Originally quieried as a standalone, “Matched” was sold as a three-book deal. Ally’s currently in the editing stages of the second book, “Crossed,” and is about 100 pages into the third one, which has yet to be titled.
Though she has about 25 pages of notes, Ally never really knows how they’ll work out. The finished product very rarely resembles an original outline, she said. “It’s taken me a full year to write (‘Crossed’). And I still have a long way to go.”
Some people may be surprised to learn that “Matched” isn’t Ally’s first book. She’s the author of six other books, including “Freshman for President” and “Being Sixteen.” But “Matched” is her first foray into dystopian themes.
“It’s not a contemporary novel, which I’ve always written,” she said. “But I’m the same writer and the books are still, I don’t know, clean. … There’s not a huge departure in style of writing or the content. But it’s a very different setting that I think is exciting.”
“Matched” is a story of growth and choice, Ally said, of a young woman learning to rebel on a personal scale.

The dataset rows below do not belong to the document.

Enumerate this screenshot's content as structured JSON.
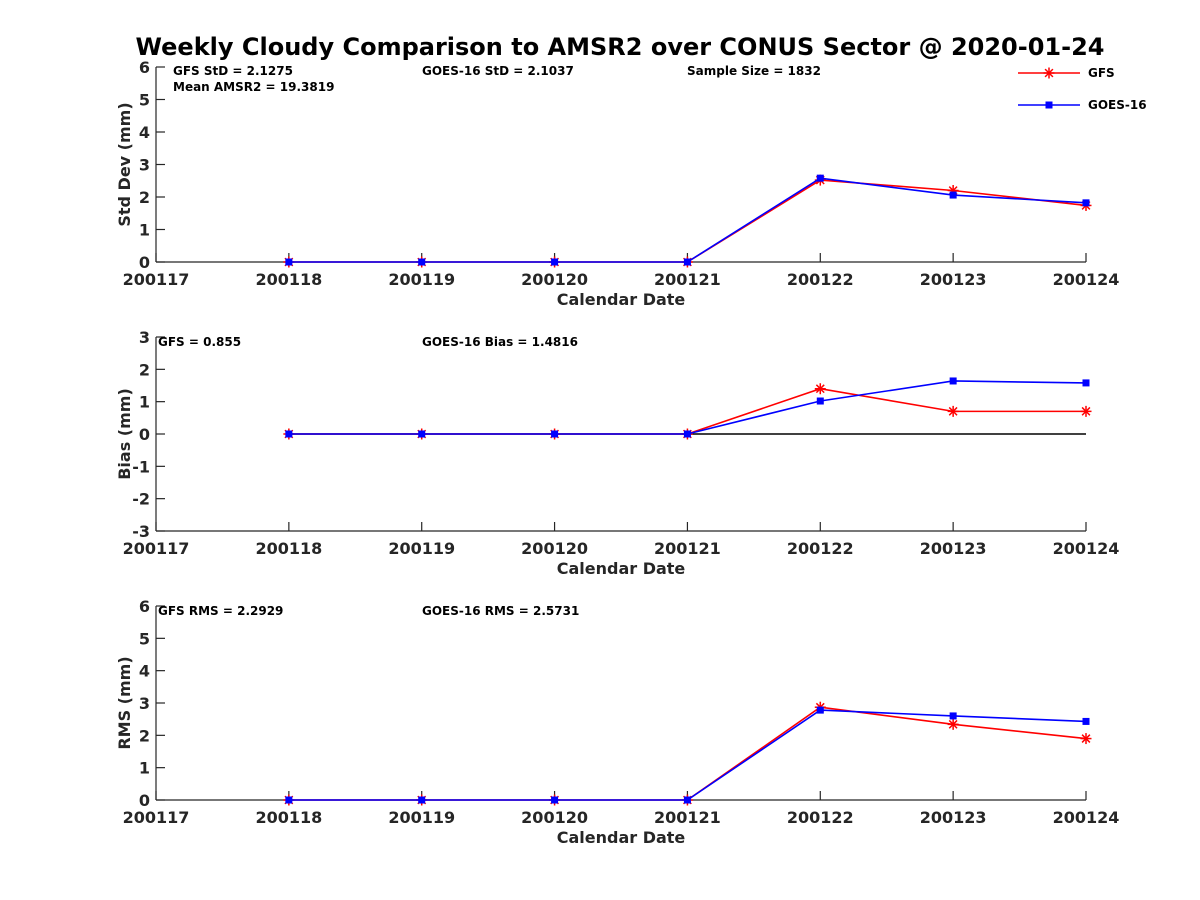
{
  "title": "Weekly Cloudy Comparison to AMSR2 over CONUS Sector @ 2020-01-24",
  "legend": [
    {
      "label": "GFS",
      "color": "#ff0000",
      "marker": "asterisk"
    },
    {
      "label": "GOES-16",
      "color": "#0000ff",
      "marker": "square"
    }
  ],
  "chart_data": [
    {
      "type": "line",
      "id": "std",
      "xlabel": "Calendar Date",
      "ylabel": "Std Dev (mm)",
      "x_ticks": [
        "200117",
        "200118",
        "200119",
        "200120",
        "200121",
        "200122",
        "200123",
        "200124"
      ],
      "ylim": [
        0,
        6
      ],
      "y_ticks": [
        "0",
        "1",
        "2",
        "3",
        "4",
        "5",
        "6"
      ],
      "zero_line": false,
      "annotations": [
        "GFS StD = 2.1275",
        "GOES-16 StD = 2.1037",
        "Sample Size = 1832",
        "Mean AMSR2 = 19.3819"
      ],
      "series": [
        {
          "name": "GFS",
          "color": "#ff0000",
          "marker": "asterisk",
          "x": [
            "200118",
            "200119",
            "200120",
            "200121",
            "200122",
            "200123",
            "200124"
          ],
          "values": [
            0,
            0,
            0,
            0,
            2.52,
            2.2,
            1.74
          ]
        },
        {
          "name": "GOES-16",
          "color": "#0000ff",
          "marker": "square",
          "x": [
            "200118",
            "200119",
            "200120",
            "200121",
            "200122",
            "200123",
            "200124"
          ],
          "values": [
            0,
            0,
            0,
            0,
            2.58,
            2.06,
            1.82
          ]
        }
      ]
    },
    {
      "type": "line",
      "id": "bias",
      "xlabel": "Calendar Date",
      "ylabel": "Bias (mm)",
      "x_ticks": [
        "200117",
        "200118",
        "200119",
        "200120",
        "200121",
        "200122",
        "200123",
        "200124"
      ],
      "ylim": [
        -3,
        3
      ],
      "y_ticks": [
        "-3",
        "-2",
        "-1",
        "0",
        "1",
        "2",
        "3"
      ],
      "zero_line": true,
      "annotations": [
        "GFS = 0.855",
        "GOES-16 Bias  = 1.4816"
      ],
      "series": [
        {
          "name": "GFS",
          "color": "#ff0000",
          "marker": "asterisk",
          "x": [
            "200118",
            "200119",
            "200120",
            "200121",
            "200122",
            "200123",
            "200124"
          ],
          "values": [
            0,
            0,
            0,
            0,
            1.4,
            0.7,
            0.7
          ]
        },
        {
          "name": "GOES-16",
          "color": "#0000ff",
          "marker": "square",
          "x": [
            "200118",
            "200119",
            "200120",
            "200121",
            "200122",
            "200123",
            "200124"
          ],
          "values": [
            0,
            0,
            0,
            0,
            1.02,
            1.64,
            1.58
          ]
        }
      ]
    },
    {
      "type": "line",
      "id": "rms",
      "xlabel": "Calendar Date",
      "ylabel": "RMS (mm)",
      "x_ticks": [
        "200117",
        "200118",
        "200119",
        "200120",
        "200121",
        "200122",
        "200123",
        "200124"
      ],
      "ylim": [
        0,
        6
      ],
      "y_ticks": [
        "0",
        "1",
        "2",
        "3",
        "4",
        "5",
        "6"
      ],
      "zero_line": false,
      "annotations": [
        "GFS RMS = 2.2929",
        "GOES-16 RMS = 2.5731"
      ],
      "series": [
        {
          "name": "GFS",
          "color": "#ff0000",
          "marker": "asterisk",
          "x": [
            "200118",
            "200119",
            "200120",
            "200121",
            "200122",
            "200123",
            "200124"
          ],
          "values": [
            0,
            0,
            0,
            0,
            2.87,
            2.34,
            1.9
          ]
        },
        {
          "name": "GOES-16",
          "color": "#0000ff",
          "marker": "square",
          "x": [
            "200118",
            "200119",
            "200120",
            "200121",
            "200122",
            "200123",
            "200124"
          ],
          "values": [
            0,
            0,
            0,
            0,
            2.78,
            2.6,
            2.43
          ]
        }
      ]
    }
  ]
}
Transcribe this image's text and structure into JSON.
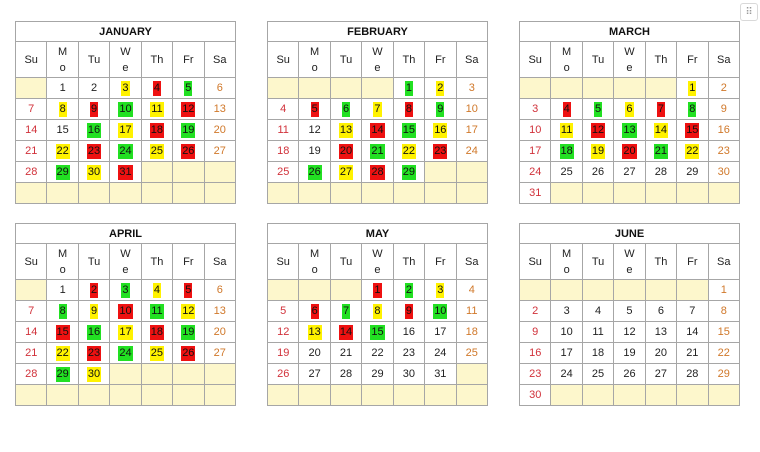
{
  "colors": {
    "yellow": "#fff200",
    "red": "#ee1111",
    "green": "#22e022",
    "empty_fill": "#fdf7cc"
  },
  "weekday_headers": [
    [
      "Su"
    ],
    [
      "M",
      "o"
    ],
    [
      "Tu"
    ],
    [
      "W",
      "e"
    ],
    [
      "Th"
    ],
    [
      "Fr"
    ],
    [
      "Sa"
    ]
  ],
  "handle": {
    "icon": "drag-handle-icon"
  },
  "months": [
    {
      "name": "JANUARY",
      "start": 1,
      "days": 31,
      "marks": {
        "3": "y",
        "4": "r",
        "5": "g",
        "8": "y",
        "9": "r",
        "10": "g",
        "11": "y",
        "12": "r",
        "16": "g",
        "17": "y",
        "18": "r",
        "19": "g",
        "22": "y",
        "23": "r",
        "24": "g",
        "25": "y",
        "26": "r",
        "29": "g",
        "30": "y",
        "31": "r"
      }
    },
    {
      "name": "FEBRUARY",
      "start": 4,
      "days": 29,
      "marks": {
        "1": "g",
        "2": "y",
        "5": "r",
        "6": "g",
        "7": "y",
        "8": "r",
        "9": "g",
        "13": "y",
        "14": "r",
        "15": "g",
        "16": "y",
        "20": "r",
        "21": "g",
        "22": "y",
        "23": "r",
        "26": "g",
        "27": "y",
        "28": "r",
        "29": "g"
      }
    },
    {
      "name": "MARCH",
      "start": 5,
      "days": 31,
      "marks": {
        "1": "y",
        "4": "r",
        "5": "g",
        "6": "y",
        "7": "r",
        "8": "g",
        "11": "y",
        "12": "r",
        "13": "g",
        "14": "y",
        "15": "r",
        "18": "g",
        "19": "y",
        "20": "r",
        "21": "g",
        "22": "y"
      }
    },
    {
      "name": "APRIL",
      "start": 1,
      "days": 30,
      "marks": {
        "2": "r",
        "3": "g",
        "4": "y",
        "5": "r",
        "8": "g",
        "9": "y",
        "10": "r",
        "11": "g",
        "12": "y",
        "15": "r",
        "16": "g",
        "17": "y",
        "18": "r",
        "19": "g",
        "22": "y",
        "23": "r",
        "24": "g",
        "25": "y",
        "26": "r",
        "29": "g",
        "30": "y"
      }
    },
    {
      "name": "MAY",
      "start": 3,
      "days": 31,
      "marks": {
        "1": "r",
        "2": "g",
        "3": "y",
        "6": "r",
        "7": "g",
        "8": "y",
        "9": "r",
        "10": "g",
        "13": "y",
        "14": "r",
        "15": "g"
      }
    },
    {
      "name": "JUNE",
      "start": 6,
      "days": 30,
      "marks": {}
    }
  ]
}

“It’s an interesting book to write because all is not well in the society,” she said. “But I’m telling it through the point of view of someone who doesn’t know that yet. So you do get the sense that there’s a lot going on off stage, and she’s (Cassia) going to be a part of that soon, but right now she’s kind of coming into awareness. I did really want it to be a book about this one character and her falling in love and how revolutionary that feels on a lot off different levels.”